LinuxFest Northwest: gender imbalance

I went to LinuxFest Northwest this weekend. It was interesting! OpenSUSE, Ubuntu, Fedora, and FreeBSD were all there and passing out CDs. I learned stuff.

In one of the sessions I went to, "Participate or Die!" the question was asked of the presenter, a Fedora guy, about whether he is seeing any change in the gender imbalance at Linux events. He hemmed and hawed and said ultimately, 'not really'. I've been thinking about that myself, as I've noticed a similar thing at BrainShare.

Looking at what I've seen in amongst my friends, the women ARE out there. They're just not well represented in the ranks of the code-monkeys. Among closed source shops, I see women many places.

I have known several women involved with technical writing and user-factors. In fact, I don't know any men involved in these roles. Amongst all but the largest and well funded of open-source projects, tech-writing is largely done by the programmers themselves or by the end-user community on a Wiki. Except for the Wiki, the same can be said for interface design. As the tech-writers I know lament, programmers do a half-assed job of doc, and write for other programmers not somewhat clueless end-users. At the same time, the UI choices of some projects can be downright tragic for all but fellow code-monkeys. This is the reason the large pay-for-it closed-source software development firms employ dedicated Technical Writers with actual English degrees (you hope) to produce their doc.

I've also known some women involved with QA. In closed-source shops QA is largely done in house, and there may be a NDA-covered beta among trusted customers towards the end of the dev-cycle. In the land of small-project open-source, QA is again done by developers and maybe a small cadre of bug-finders. The fervent hope expectation is that bug-finders will occasionally submit a patch to fix the bug as well.

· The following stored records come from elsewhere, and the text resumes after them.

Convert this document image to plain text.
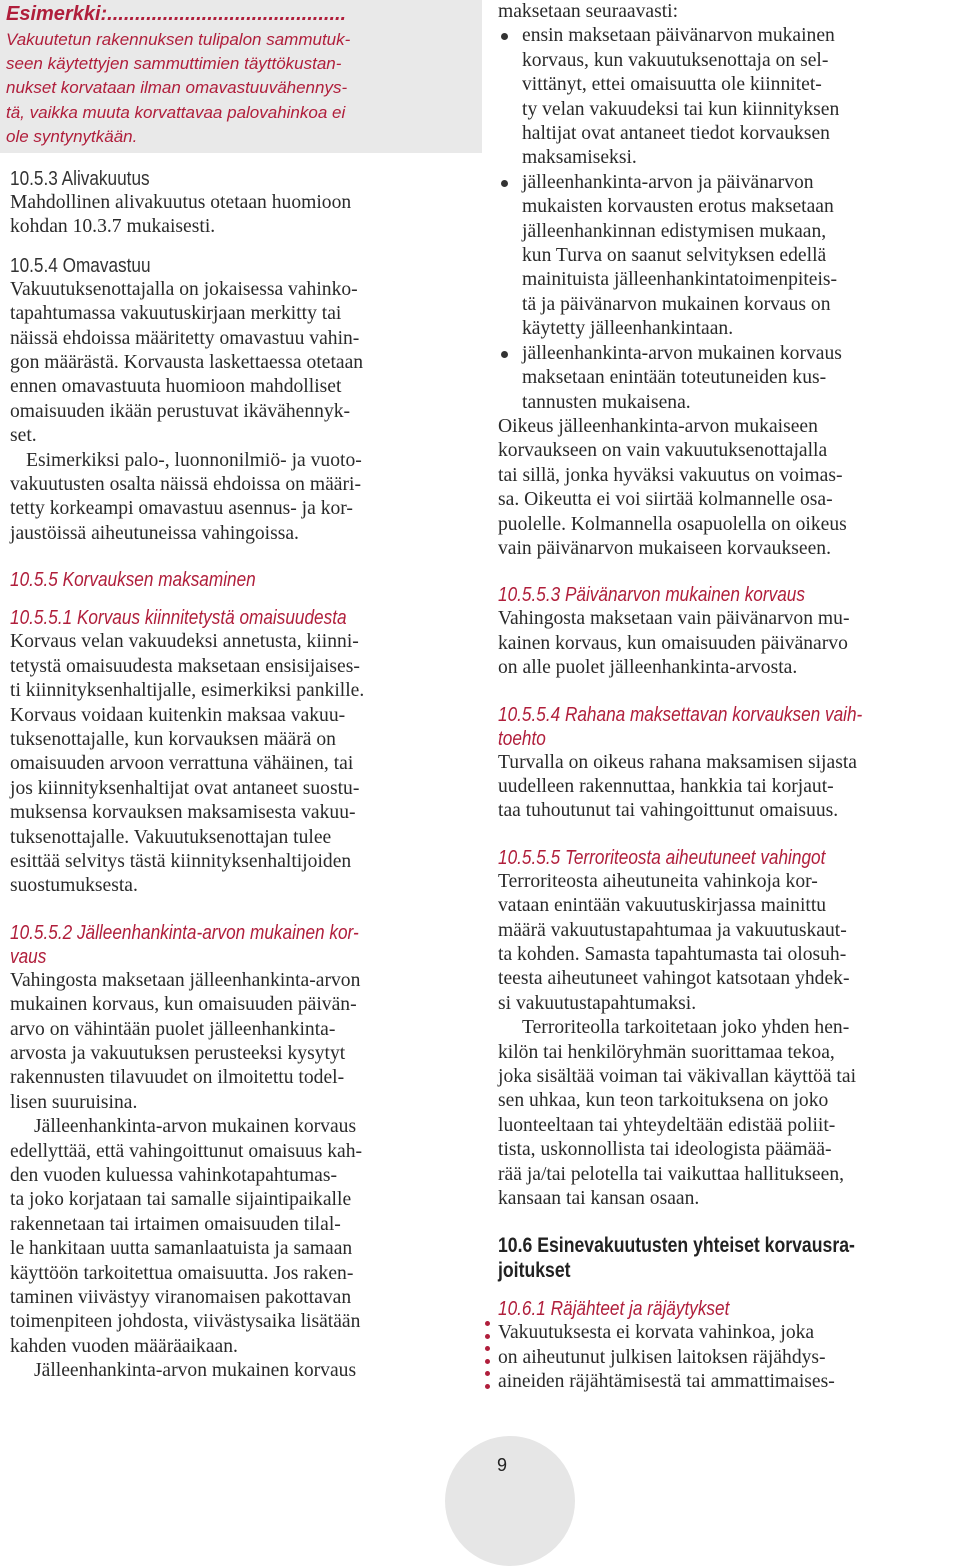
Esimerkki:...........................................
Vakuutetun rakennuksen tulipalon sammutuk-
seen käytettyjen sammuttimien täyttökustan-
nukset korvataan ilman omavastuuvähennys-
tä, vaikka muuta korvattavaa palovahinkoa ei
ole syntynytkään.
10.5.3 Alivakuutus

Mahdollinen alivakuutus otetaan huomioon
kohdan 10.3.7 mukaisesti.

10.5.4 Omavastuu

Vakuutuksenottajalla on jokaisessa vahinko-
tapahtumassa vakuutuskirjaan merkitty tai
näissä ehdoissa määritetty omavastuu vahin-
gon määrästä. Korvausta laskettaessa otetaan
ennen omavastuuta huomioon mahdolliset
omaisuuden ikään perustuvat ikävähennyk-
set.

Esimerkiksi palo-, luonnonilmiö- ja vuoto-
vakuutusten osalta näissä ehdoissa on määri-
tetty korkeampi omavastuu asennus- ja kor-
jaustöissä aiheutuneissa vahingoissa.

10.5.5 Korvauksen maksaminen
10.5.5.1 Korvaus kiinnitetystä omaisuudesta

Korvaus velan vakuudeksi annetusta, kiinni-
tetystä omaisuudesta maksetaan ensisijaises-
ti kiinnityksenhaltijalle, esimerkiksi pankille.
Korvaus voidaan kuitenkin maksaa vakuu-
tuksenottajalle, kun korvauksen määrä on
omaisuuden arvoon verrattuna vähäinen, tai
jos kiinnityksenhaltijat ovat antaneet suostu-
muksensa korvauksen maksamisesta vakuu-
tuksenottajalle. Vakuutuksenottajan tulee
esittää selvitys tästä kiinnityksenhaltijoiden
suostumuksesta.

10.5.5.2 Jälleenhankinta-arvon mukainen kor-
vaus

Vahingosta maksetaan jälleenhankinta-arvon
mukainen korvaus, kun omaisuuden päivän-
arvo on vähintään puolet jälleenhankinta-
arvosta ja vakuutuksen perusteeksi kysytyt
rakennusten tilavuudet on ilmoitettu todel-
lisen suuruisina.
Jälleenhankinta-arvon mukainen korvaus
edellyttää, että vahingoittunut omaisuus kah-
den vuoden kuluessa vahinkotapahtumas-
ta joko korjataan tai samalle sijaintipaikalle
rakennetaan tai irtaimen omaisuuden tilal-
le hankitaan uutta samanlaatuista ja samaan
käyttöön tarkoitettua omaisuutta. Jos raken-
taminen viivästyy viranomaisen pakottavan
toimenpiteen johdosta, viivästysaika lisätään
kahden vuoden määräaikaan.
Jälleenhankinta-arvon mukainen korvaus

maksetaan seuraavasti:

ensin maksetaan päivänarvon mukainen
korvaus, kun vakuutuksenottaja on sel-
vittänyt, ettei omaisuutta ole kiinnitet-
ty velan vakuudeksi tai kun kiinnityksen
haltijat ovat antaneet tiedot korvauksen
maksamiseksi.
jälleenhankinta-arvon ja päivänarvon
mukaisten korvausten erotus maksetaan
jälleenhankinnan edistymisen mukaan,
kun Turva on saanut selvityksen edellä
mainituista jälleenhankintatoimenpiteis-
tä ja päivänarvon mukainen korvaus on
käytetty jälleenhankintaan.
jälleenhankinta-arvon mukainen korvaus
maksetaan enintään toteutuneiden kus-
tannusten mukaisena.

Oikeus jälleenhankinta-arvon mukaiseen
korvaukseen on vain vakuutuksenottajalla
tai sillä, jonka hyväksi vakuutus on voimas-
sa. Oikeutta ei voi siirtää kolmannelle osa-
puolelle. Kolmannella osapuolella on oikeus
vain päivänarvon mukaiseen korvaukseen.

10.5.5.3 Päivänarvon mukainen korvaus

Vahingosta maksetaan vain päivänarvon mu-
kainen korvaus, kun omaisuuden päivänarvo
on alle puolet jälleenhankinta-arvosta.

10.5.5.4 Rahana maksettavan korvauksen vaih-
toehto

Turvalla on oikeus rahana maksamisen sijasta
uudelleen rakennuttaa, hankkia tai korjaut-
taa tuhoutunut tai vahingoittunut omaisuus.

10.5.5.5 Terroriteosta aiheutuneet vahingot

Terroriteosta aiheutuneita vahinkoja kor-
vataan enintään vakuutuskirjassa mainittu
määrä vakuutustapahtumaa ja vakuutuskaut-
ta kohden. Samasta tapahtumasta tai olosuh-
teesta aiheutuneet vahingot katsotaan yhdek-
si vakuutustapahtumaksi.
Terroriteolla tarkoitetaan joko yhden hen-
kilön tai henkilöryhmän suorittamaa tekoa,
joka sisältää voiman tai väkivallan käyttöä tai
sen uhkaa, kun teon tarkoituksena on joko
luonteeltaan tai yhteydeltään edistää poliit-
tista, uskonnollista tai ideologista päämää-
rää ja/tai pelotella tai vaikuttaa hallitukseen,
kansaan tai kansan osaan.

10.6 Esinevakuutusten yhteiset korvausra-
joitukset
10.6.1 Räjähteet ja räjäytykset

Vakuutuksesta ei korvata vahinkoa, joka
on aiheutunut julkisen laitoksen räjähdys-
aineiden räjähtämisestä tai ammattimaises-

9
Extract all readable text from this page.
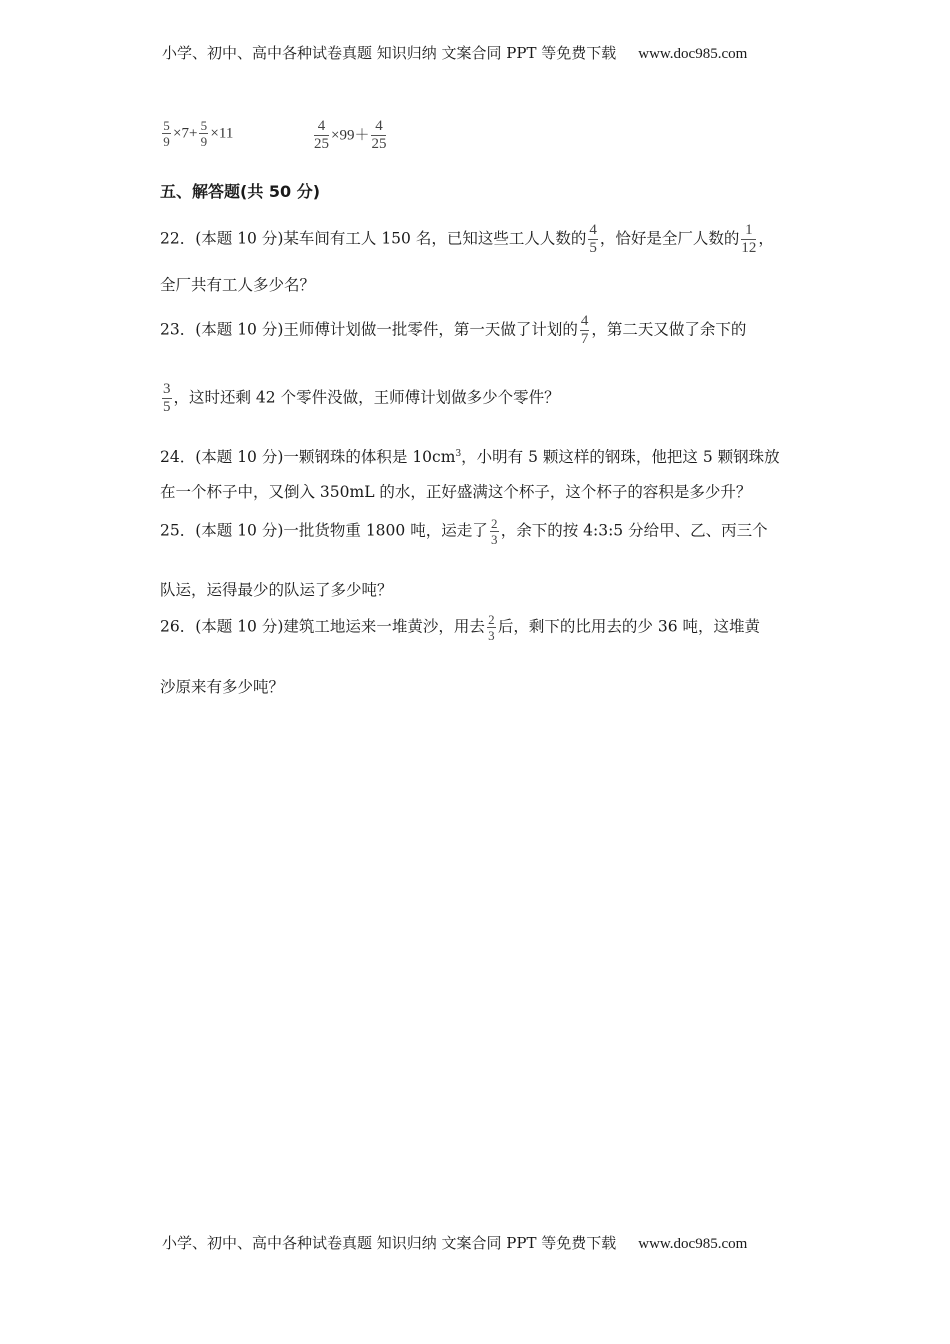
小学、初中、高中各种试卷真题 知识归纳 文案合同 PPT 等免费下载 www.doc985.com
$\frac{5}{9} \times 7+ \frac{5}{9} \times 11$	$\frac{4}{25} \times 99+ \frac{4}{25}$
五、解答题(共 50 分)
22．(本题 10 分)某车间有工人 150 名，已知这些工人人数的 $\frac{4}{5}$ ，恰好是全厂人数的 $\frac{1}{12}$ ，
全厂共有工人多少名？
23．(本题 10 分)王师傅计划做一批零件，第一天做了计划的 $\frac{4}{7}$ ，第二天又做了余下的
$\frac{3}{5}$ ，这时还剩 42 个零件没做，王师傅计划做多少个零件？
24．(本题 10 分)一颗钢珠的体积是 $10cm^3$，小明有 5 颗这样的钢珠，他把这 5 颗钢珠放
在一个杯子中，又倒入 350mL 的水，正好盛满这个杯子，这个杯子的容积是多少升？
25．(本题 10 分)一批货物重 1800 吨，运走了 $\frac{2}{3}$ ，余下的按 4:3:5 分给甲、乙、丙三个
队运，运得最少的队运了多少吨？
26．(本题 10 分)建筑工地运来一堆黄沙，用去 $\frac{2}{3}$ 后，剩下的比用去的少 36 吨，这堆黄
沙原来有多少吨？
小学、初中、高中各种试卷真题 知识归纳 文案合同 PPT 等免费下载 www.doc985.com
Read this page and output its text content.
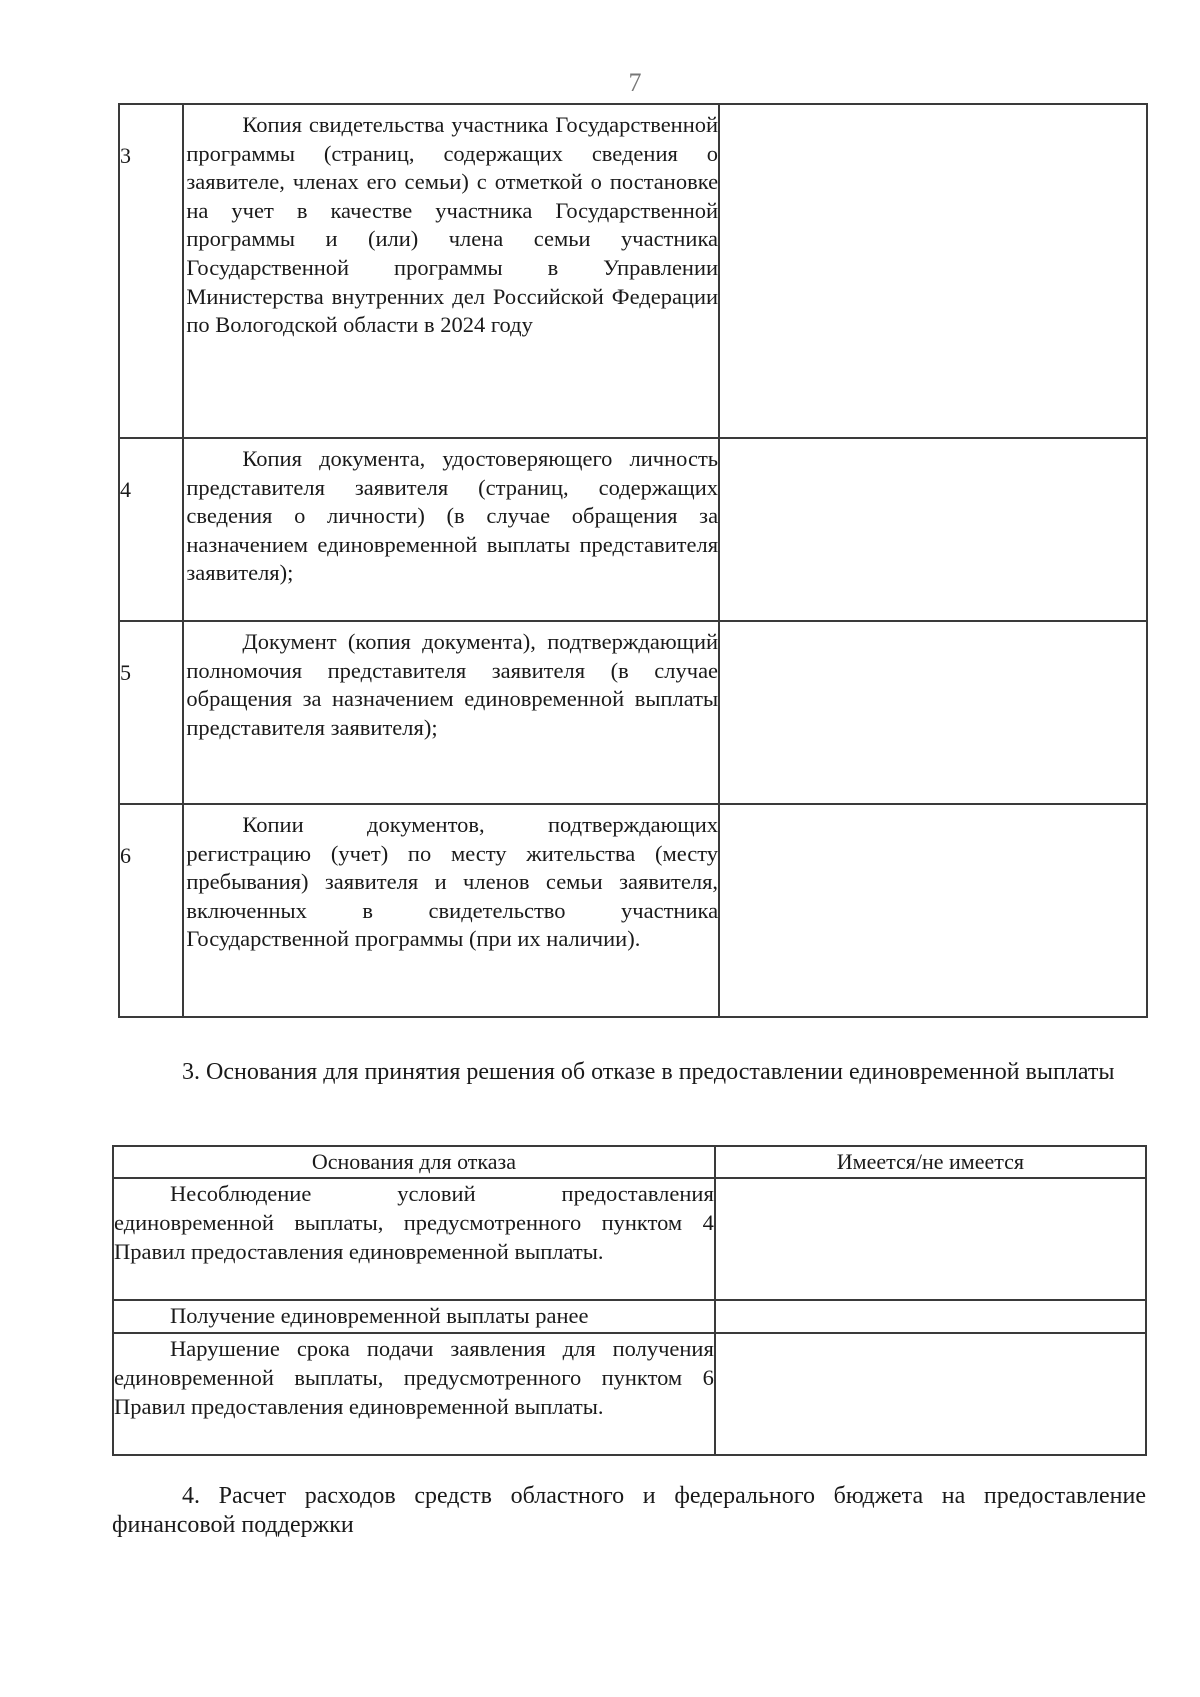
7
3	Копия свидетельства участника Государственной программы (страниц, содержащих сведения о заявителе, членах его семьи) с отметкой о постановке на учет в качестве участника Государственной программы и (или) члена семьи участника Государственной программы в Управлении Министерства внутренних дел Российской Федерации по Вологодской области в 2024 году	
4	Копия документа, удостоверяющего личность представителя заявителя (страниц, содержащих сведения о личности) (в случае обращения за назначением единовременной выплаты представителя заявителя);	
5	Документ (копия документа), подтверждающий полномочия представителя заявителя (в случае обращения за назначением единовременной выплаты представителя заявителя);	
6	Копии документов, подтверждающих регистрацию (учет) по месту жительства (месту пребывания) заявителя и членов семьи заявителя, включенных в свидетельство участника Государственной программы (при их наличии).	
3. Основания для принятия решения об отказе в предоставлении единовременной выплаты
Основания для отказа	Имеется/не имеется
Несоблюдение условий предоставления единовременной выплаты, предусмотренного пунктом 4 Правил предоставления единовременной выплаты.	
Получение единовременной выплаты ранее	
Нарушение срока подачи заявления для получения единовременной выплаты, предусмотренного пунктом 6 Правил предоставления единовременной выплаты.	
4. Расчет расходов средств областного и федерального бюджета на предоставление финансовой поддержки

I also know women involved with defining the spec for software. Generally this is for internal clients, but the same applies elsewhere. These are the women who meet with internal customers to figure out what they need, and write it up as a feature list that developers can code against. These women also frequently are the liaison between the programmers and the requesting unit. In the land of open-source, the spec is typically generated in the head a programmer who has a problem that needs solving, who then goes out to solve it, and ultimately publishes the problem-resolution as an open source project in case anyone else wants that problem solved too.

All of this underlines one of the key problems of Linux that they've been trying to shed of late. For years Linux was made by coders, for coders, and it certainly looked and behaved like that. It has only been in recent years when a concerted effort has been made to try and make Linux Desktops look and feel comprehensible to tech-shy non-nerds. Ubuntu's success comes in large part due to these efforts, and Novell has spent a lot of time doing the same through user-factors studies.

Taking a step back, I see women in every step of the closed-source software development process, though they are underrepresented in the ranks of the code-monkeys. The open-source dev-process, on the other hand, is almost all about the code-monkey in all but the largest projects. Therefore it is no surprise that women are significantly absent at Linux-conventions.

I've read a lot of press about the struggles Computer Science departments have in attracting women to their programs. At the same time, Linux as an ecosystem has a hard time attracting women as active devs. Once more women start getting degreed, or not scared off in the formative teen years which is something Linux et. al. can help with, we'll see more of them among the code-slingers.

Something else that might help would be to tweak the CompSci course offerings to perhaps partner with the English departments or Business departments to produce courses aimed at the hard problem of translating user requirements into geek, and geek into manuals. Because the Software Engineering process involves more than just writing code in teams, it involves:
  • Building the spec
  • Working to the spec
  • Testing the produced code against the spec
  • Writing the How-To manual against the deliverable code
  • Delivery
This is an interdisciplinary process involving more than just programmers. The programmers need to be familiar with each step, of course, but it would be better if other people gave the same focus to those steps as the programmers have to focus on producing the code. Doing this in class might just inspire more non-programmers to participate on projects in such key areas as helping guide the UI, writing how-tos and man-pages, and creatively torturing software to make bugs squeal. And maybe even inspire some to give programming a try, some who never really looked at it before due to unfortunate cultural blinders. That would REALLY help.